Kur'an-ı Kerim ve Türkçe Meali Sayfa 265
52. Hani, o'nun yanına geldiklerinde o'na: "Sana selam olsun!" demişler; o da onlara: "Biz sizden korkuyoruz!" diye cevap vermişti.
53. (Bunun üzerine) onlar: "Yo, korkma! Biz sana, kendisine derin ve doğru bilgi bahşedilmiş bir oğlun olacağını müjdelemeye geldik".
54. "Üzerime yaşlılık çökmüş olduğu halde, bana böyle bir müjde veriyorsunuz, öyle mi?" diye sordu (İbrahim), "Peki, hangi (beklenmedik) şeyle müjdeliyorsunuz beni?"
55. "Seni gerçekleşmesi kaçınılmaz olan bir şeyle müjdeliyoruz; onun için sakın umut kesenlerden olma!" dediler.
56. (İbrahim:) "Rabbinin rahmetinden, büsbütün yolunu şaşırmış olanlardan başka kim kesebilir ki umudunu?" dedi.
57. Ve ekledi: "(Bana başka) bir diyeceğiniz var mı, ey (yüce makamın) elçileri?"
58. "Biz, doğrusu, günaha gömülüp giden (helak edilecek) bir topluma gönderildik" diye cevap verdiler,
59. "Lut'un ailesi bu hükmün dışında; onların hepsini, eksiksiz kurtaracağız,
60. bir tek, (Allah'ın, hakkında:) 'Biz geride kalanların arasında olmasını öngördük!' (dediği, Lut'un) karısı bunun dışında".
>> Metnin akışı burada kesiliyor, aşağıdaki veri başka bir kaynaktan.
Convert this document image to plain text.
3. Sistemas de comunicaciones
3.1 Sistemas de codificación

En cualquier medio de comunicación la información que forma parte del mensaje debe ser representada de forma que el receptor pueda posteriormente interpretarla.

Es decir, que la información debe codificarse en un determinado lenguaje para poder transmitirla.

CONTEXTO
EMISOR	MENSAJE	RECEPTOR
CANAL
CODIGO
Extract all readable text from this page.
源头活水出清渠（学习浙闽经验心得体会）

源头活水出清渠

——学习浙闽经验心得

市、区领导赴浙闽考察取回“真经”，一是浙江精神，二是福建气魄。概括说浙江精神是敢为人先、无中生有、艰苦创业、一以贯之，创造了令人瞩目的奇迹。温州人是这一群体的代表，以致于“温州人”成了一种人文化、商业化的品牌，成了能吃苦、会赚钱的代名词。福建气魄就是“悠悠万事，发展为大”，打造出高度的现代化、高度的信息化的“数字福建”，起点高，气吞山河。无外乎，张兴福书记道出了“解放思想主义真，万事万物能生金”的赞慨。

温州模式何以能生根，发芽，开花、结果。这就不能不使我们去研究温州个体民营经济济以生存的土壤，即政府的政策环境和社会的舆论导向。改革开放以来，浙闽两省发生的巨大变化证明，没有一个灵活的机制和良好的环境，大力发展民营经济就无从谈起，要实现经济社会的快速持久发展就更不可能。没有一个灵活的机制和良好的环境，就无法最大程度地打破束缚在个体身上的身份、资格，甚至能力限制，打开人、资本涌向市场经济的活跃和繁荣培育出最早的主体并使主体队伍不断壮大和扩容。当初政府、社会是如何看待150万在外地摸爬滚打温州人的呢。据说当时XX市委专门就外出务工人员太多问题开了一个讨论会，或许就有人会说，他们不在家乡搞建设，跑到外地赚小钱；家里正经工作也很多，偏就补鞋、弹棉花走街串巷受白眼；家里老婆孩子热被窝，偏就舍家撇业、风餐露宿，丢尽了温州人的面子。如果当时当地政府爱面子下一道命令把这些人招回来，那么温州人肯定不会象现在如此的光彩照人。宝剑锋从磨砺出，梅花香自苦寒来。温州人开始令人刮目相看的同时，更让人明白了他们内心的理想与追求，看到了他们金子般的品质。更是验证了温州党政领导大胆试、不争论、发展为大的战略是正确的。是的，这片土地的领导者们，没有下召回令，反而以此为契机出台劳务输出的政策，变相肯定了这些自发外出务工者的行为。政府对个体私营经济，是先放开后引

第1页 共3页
61. Ve elçiler, Lut'un evine gelince,
62. (Lut onlara): "Doğrusu, siz (burada) tanınmayan kimselersiniz!" dedi.
63. Onlar da: "Evet, fakat biz sana, (kötülükten yana olanların) şüphe edip durdukları şey(i duyurmak) için geldik" diye cevap verdiler,
64. "ve sana (gerçekleşmesi kaçınılmaz olan) hakkı getirdik; çünkü, kuşku yok ki, biz doğruyu söylüyoruz".
65. Bu durumda artık sen, ailenle birlikte gecenin bir vaktinde yola koyul; sen onları geriden takip et; sizden hiç kimse arkasına bakmasın; yalnızca emredildiğiniz yöne doğru ilerleyin".
66. Ve (elçilerimiz aracılığıyla) o'na şu hükmü tebliğ ettik: "Bu (günahkar)ların son kalıntıları da sabaha varmadan silinip ortadan kaldırılacaktır".
67. Bu arada, şehir halkı sevinerek (Lut'a) geldiler.
68. (Lut) seslendi: "Bakın, bunlar benim konuklarım;" dedi, "beni utandırmayın,
69. Allah'tan korkun da beni rüsvay etmeyin!"
70. Cevap verdiler: "Biz sana insanlarla görüşmeyi, (onlara kol kanat germeyi) yasaklamamış mıydık?"